In Harlan Ellison's short story 'I Have No Mouth, and I Must Scream', an 'Allied Mastercomputer' - AM - gains sentience and exterminates the human race save for five people. The AI has developed a deep malice for its creators, and these survivors are kept alive to be punished with torture through endless inescapable simulations.

The story was first published in 1968. The existential arguments against playing God have long been of interest in the world of fiction, religion, and philosophy. However, now organisations with little limit to their capital or ambition are racing to create a general artificial intelligence system, underpinned by the belief that the 'singularity'- an AI becomes smarter than a human - will bring with it benefits to all of humankind.

Image credit: Flickr Creative Commons/O'Reilly Internal
Image credit: Flickr Creative Commons/O'Reilly Internal

Several decades ago, Stuart Russell co-authored 'Artificial Intelligence: A Modern Approach', which quickly became a staple textbook for students studying AI. Russell is now professor of computer science at the University of California and is warning that civilization needs to take urgent steps to avoid sleepwalking into potentially world-ending catastrophes.

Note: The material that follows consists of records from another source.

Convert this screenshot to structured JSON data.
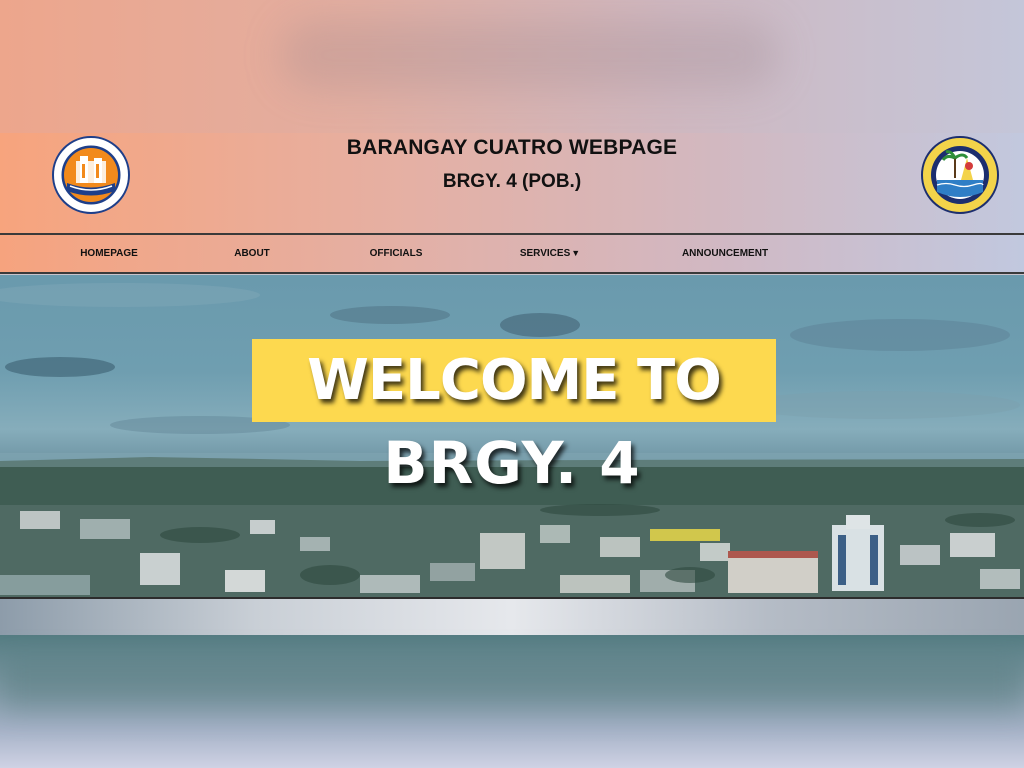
{
  "header": {
    "title": "BARANGAY CUATRO WEBPAGE",
    "subtitle": "BRGY. 4 (POB.)",
    "left_logo": {
      "icon": "barangay-seal-icon",
      "ring_text": "SANGGUNIANG BARANGAY · BRGY. IV, LUCENA CITY"
    },
    "right_logo": {
      "icon": "city-seal-icon",
      "ring_text": "CITY OF LUCENA · OFFICIAL SEAL"
    }
  },
  "nav": {
    "items": [
      {
        "label": "HOMEPAGE"
      },
      {
        "label": "ABOUT"
      },
      {
        "label": "OFFICIALS"
      },
      {
        "label": "SERVICES",
        "caret": "▼"
      },
      {
        "label": "ANNOUNCEMENT"
      }
    ]
  },
  "hero": {
    "line1": "WELCOME TO",
    "line2": "BRGY. 4"
  },
  "colors": {
    "banner_yellow": "#fdd94f",
    "header_gradient_start": "#f7a47d",
    "header_gradient_end": "#c2c8de",
    "text_dark": "#111111"
  }
}
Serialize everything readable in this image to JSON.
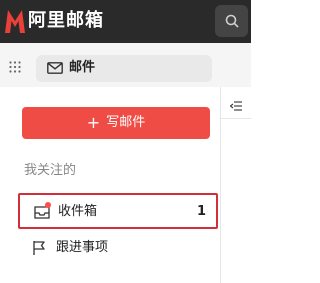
{
  "header": {
    "app_title": "阿里邮箱",
    "logo_icon": "mail-logo-icon",
    "brand_color": "#e8413a",
    "search_icon": "search-icon"
  },
  "subbar": {
    "apps_icon": "grid-icon",
    "active_tab_label": "邮件",
    "active_tab_icon": "envelope-icon"
  },
  "sidebar": {
    "compose_label": "写邮件",
    "compose_icon": "plus-icon",
    "compose_color": "#ee4c45",
    "section_title": "我关注的",
    "folders": [
      {
        "label": "收件箱",
        "icon": "inbox-icon",
        "count": "1",
        "unread_dot": true,
        "selected": true
      },
      {
        "label": "跟进事项",
        "icon": "flag-icon"
      }
    ]
  },
  "right_panel": {
    "collapse_icon": "collapse-icon"
  }
}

"I wrote my first AI test program when I was in school," says Russell, speaking with Techworld at the IP Expo conference in London's Docklands in late September. "It's always seemed to me that AI is an incredibly important problem and if we solve it it's going to have a huge impact."

A question no one seemed to be answering is: What if we succeed? Russell has publicly wondered about this since the first edition of his textbook was published in 1994. "Since we're all trying to get there, we should ask what happens when we get there," he says.

Businesses and academics are busily working away on the development of artificial intelligence, and while a better-than-human general AI might be decades or more away, a system that is smarter than us could very well take us by surprise.

What do we want?

"Things that are more intelligent than you can get what they want. It doesn't really matter what you want. Just like the gorillas don't get what they want any more: the humans get what they want. And so, how do we prevent that problem?"

One way to address this is to simply pull the plug on the machine, but if a system is smarter than you, it will have probably already considered that.

"I think the way we prevent that problem is by designing machines in such a way that constitutionally the only thing they want is what we want," Russell says. "Now the difficulty with that is we don't know how to say what we want. We're not even sure that we know what we want in a way we can express - so we can't just put it into the machine.

"That means the machines are going to be designed to want only want we want. But they don't know what it is."

Russell, then, is "exploring the technical consequences of that way of thinking". As you might imagine that creates more and more questions, both mathematical and existential in nature.

"Really what it means is the machines have to learn from all possible sources of information what it is that humans really want," he says. "What would make them unhappy? What would constitute a catastrophic outcome? We can imagine outcomes that we would say: yes, that's definitely catastrophic.

"I definitely don't want all humans to be subject to guinea pig experiments on cancer drugs.

"I definitely don't want all of the oxygen in the atmosphere to be eliminated and everyone asphyxiated."

Others would be harder to anticipate: for example, a "gradual enfeeblement" where Wall-E-like machines keep us "fat, stupid, lazy, obese, and useless".

"That'd be something where now we could say, we definitely don't want that," he says. "But we could go down that slippery slope where we thought that was great.

"So it's a very complicated set of questions and it really does involve these philosophical issues. What are human preferences? Do you mean what you believe you will prefer in the future, or do you mean what you actually prefer at the time?"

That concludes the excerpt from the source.